Tre terzi di strisce sono stati sufficienti a provocare emozione e notizia. La voce è corsa sui forum di appassionati di fumetti, ha trovato la conferma dell’incredulo coautore di Watterson (Stephan Pastis), è stata rilanciata da numerosi siti, è approdata sul New York Times e altri quotidiani fatti della vecchia materia che ha reso tanto popolari un bambino sperduto, la sua tigre di pezza e l’uomo che ne ha immaginato le avventure per dieci anni (1985-1995). È come se avessero visto Michael Jordan palleggiare in un campetto di basket dell’Indiana o Ratzinger dire messa in una chiesetta della Sassonia. Perché un effetto del genere per una cosa infinitamente semplice come questa: un disegnatore in pensione ha fatto tre scarabocchi e poi è tornato nella pagina bianca? Essenzialmente due fattori: la passione e il rispetto che Bill Watterson ha saputo suscitare e mantenere vivi. Facendo qualcosa di altrettanto semplice: essendo e rimanendo se stesso, essendolo e rimanendolo in un luogo non dell’altrove, ma della discutibile realtà dove pochi sanno abitare, giacché lui vive in Disparte.

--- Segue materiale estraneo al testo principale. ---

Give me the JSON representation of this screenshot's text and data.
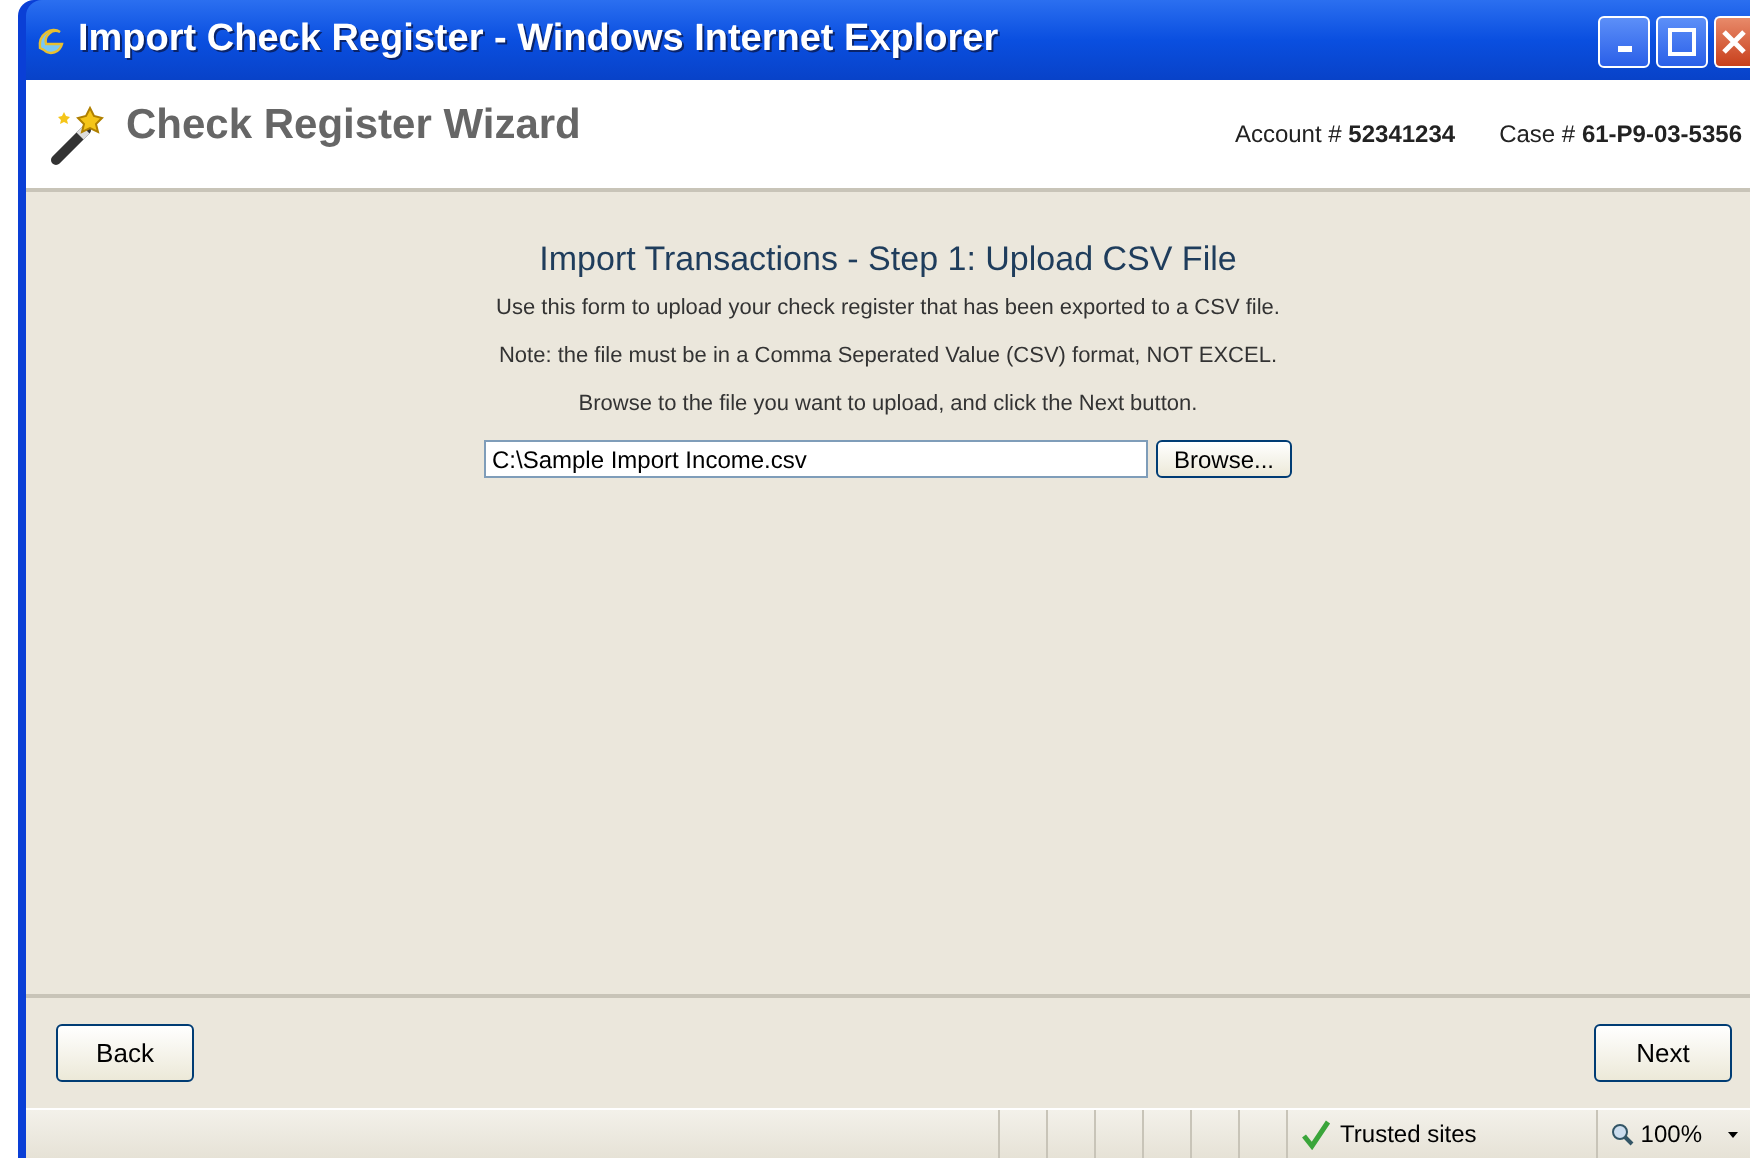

La passione, anzitutto. Pochi personaggi hanno suscitato un amore condiviso a tutti i livelli (grandi e piccini, carpentieri e filosofi) come Calvin e Hobbes. Che in realtà sono un personaggio unico: il bambino e la sua immaginazione avente per centro una tigre di pezza. Se si fosse trattato soltanto di una serie a fumetti sull’infanzia sarebbe durata quanto l’infanzia stessa, al massimo quanto la sua pubblicazione: una decina d’anni. È stata molto di più: un trattato sulla solitudine, quella che si prova a quarant’anni come a quattro, quando il mondo è un luogo regolato da oscure leggi non condivisibili, da uomini e donne ridicoli, da desideri senza nemmeno una patina di splendore e per questo rinominati ambizioni. Calvin è stata la storia di tutti quelli che hanno cercato conforto dove non c’era niente, hanno evocato un seme, una pianta, un frutto e l’hanno chiamato amore, arte, fede. La storia di adulti nella metropolitana che vanno in ufficio e immaginano di trovare il palazzo in fiamme, entrare per salvare una segretaria, ricevere i complimenti di Obama e rimanerci male perché non ha telefonato, invece… Bill Watterson. Che non telefona mai, non scrive più, fatica perfino a mandare una email, a cui non sa agganciare un allegato, non sa “scannerizzare”, “photoshoppare”, coniugare verbi che non siano genuini, di più: umani.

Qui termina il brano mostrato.